Rassegna Stampa Pollicino

17 Dicembre 2018

RECENSIONE SUL SETTIMANALE 7

RECENSIONE DI MARIO BIANCHI SU “EOLO”

LE RECENSIONI DI SEGNALI 2018 – POLLICINO Eco di fondo

Anche nella versione di Eco di fondo (una delle più convincenti compagnie emergenti del teatro, non solo lombardo, che in questi ultimi anni ha creato, tra l’altro, un percorso artistico importante e riconoscibile) il protagonista è ancora un anziano, lo stesso Pollicino, diventato uno scorbutico e invadente, vecchio, così vecchio, da non poter essere più gestito, che soggiorna vicino alla casa dove vivono il figlio boscaiolo, la moglie e persino un nipotino, Frugolo, che narra fuori campo la storia. Così ad un certo punto dovrà essere condotto in una casa di riposo, dove addirittura potrà trovare un’ amica, che non ovviamente poteva che essere Mignolina.

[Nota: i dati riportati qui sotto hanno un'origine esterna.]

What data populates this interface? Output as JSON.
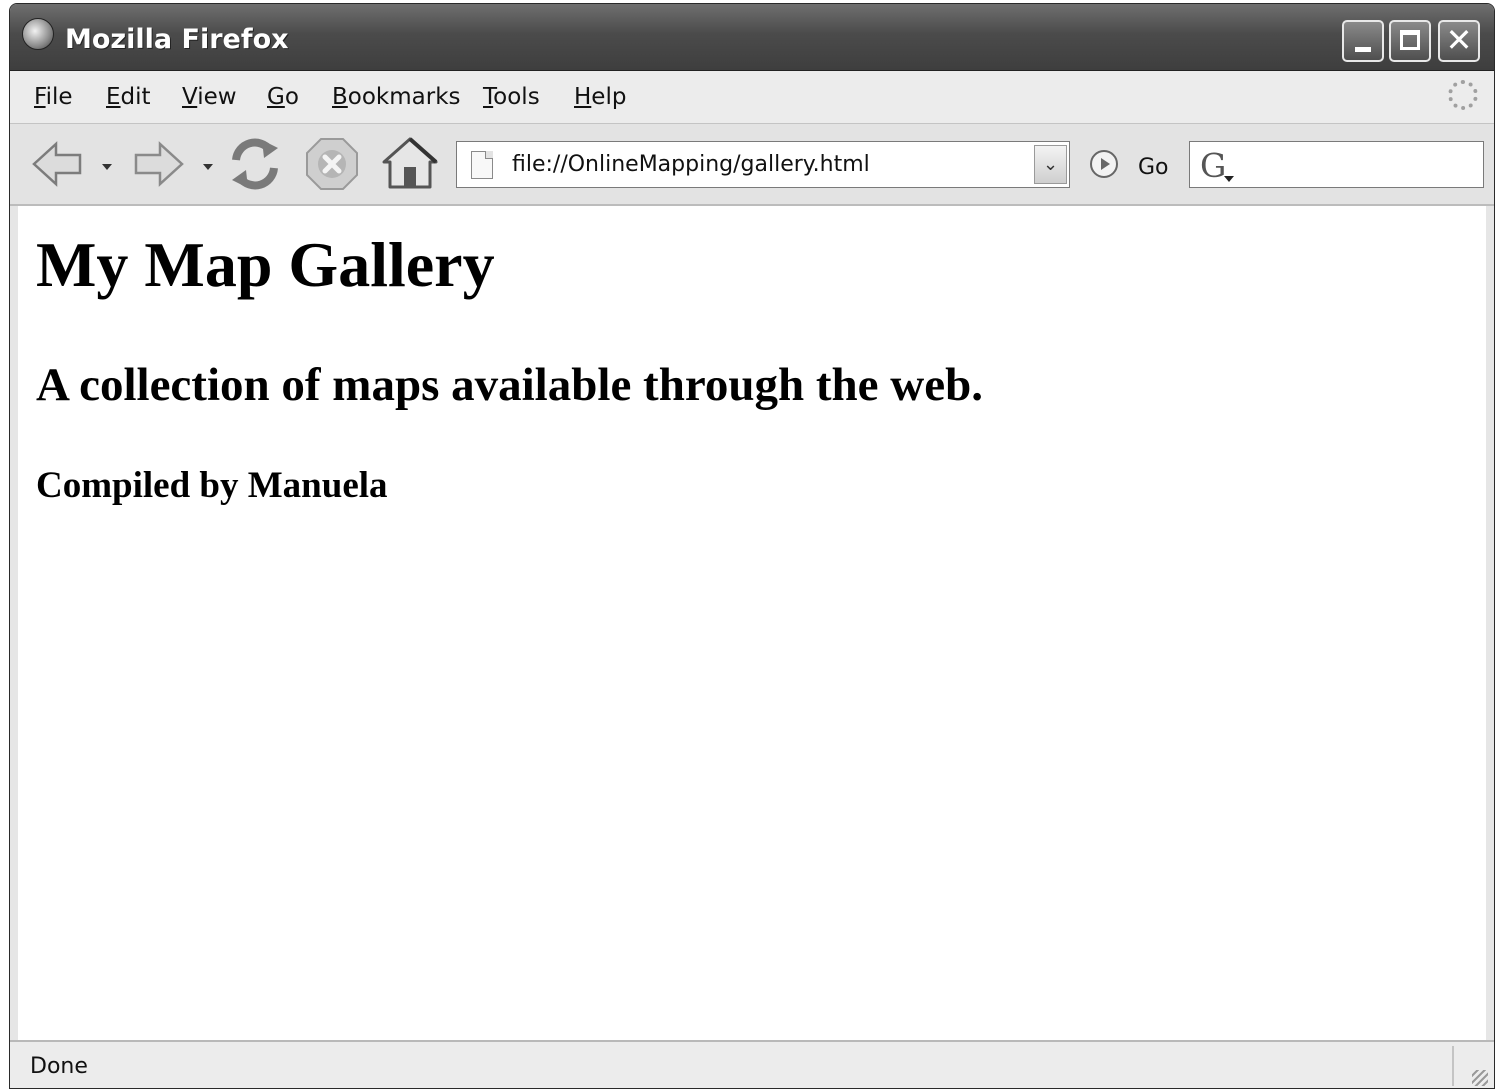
{
  "window": {
    "title": "Mozilla Firefox",
    "controls": {
      "minimize": "minimize",
      "maximize": "maximize",
      "close": "✕"
    }
  },
  "menubar": {
    "items": [
      {
        "label": "File"
      },
      {
        "label": "Edit"
      },
      {
        "label": "View"
      },
      {
        "label": "Go"
      },
      {
        "label": "Bookmarks"
      },
      {
        "label": "Tools"
      },
      {
        "label": "Help"
      }
    ]
  },
  "navbar": {
    "icons": [
      "back-arrow-icon",
      "forward-arrow-icon",
      "reload-icon",
      "stop-icon",
      "home-icon"
    ],
    "url": "file://OnlineMapping/gallery.html",
    "go_label": "Go",
    "search_engine_letter": "G"
  },
  "page": {
    "heading": "My Map Gallery",
    "subheading": "A collection of maps available through the web.",
    "byline": "Compiled by Manuela"
  },
  "statusbar": {
    "text": "Done"
  }
}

Inevitabilmente, poi, ad un certo punto dovrà diventare così piccolo, da essere rinchiuso in una scatola, dove, come accade a tutti gli esseri umani, ad un certo punto diventerà, così minuscolo, da diventare parte dell’infinito.

La storia di questo originale Pollicino è narrata con gusto ed ironia, curata in ogni suo aspetto, dalla credibilità di tutti i personaggi resi con umanità (Libero Stelluti, Giulia Viana, Andrea Pinna,un vecchio Pollicino, buffo, difficilmente dimenticabile) al video, al teatro di figura dove troneggia il simpatico e credibile CIOP.

Ma troppe ci paiono le implicazioni messe in campo da Eco Di fondo, nel narrare la celebre storia, che si accumulano in modo pleonastico e ripetitivo nella seconda parte dello spettacolo : la perdita della memoria a breve termine, i dubbi dei figli sulla scelta di accompagnare i propri genitori in una casa di riposo, l’amore nella terza età, la vicinanza tra senilità e prima infanzia, gli acciacchi e le malattie, l’avvicinarsi della fine e la consapevolezza di questo appuntamento. Questo accade spesso con metodologie, care soprattutto agli adulti, in un gioco teatrale di stampo un poco televisivo, che a noi pare in definitiva a volte fine a se stesso. Forse una maggiore concentrazione della storia in più precisi punti focali, gioverebbe allo spettacolo, rendendolo, anche nei tempi, più agevole. Ma siamo pur sempre al debutto.

Alla fine comunque, al di là di tutte queste personali osservazioni, rimane la cura per ogni aspetto di questa nuova creazione di Eco di fondo che continua in modo personale e divertente per un teatro che superi i confini di tipologie di pubblico la strada tracciata da “O.Z Storia di una emigrazione” e “Nato ieri “.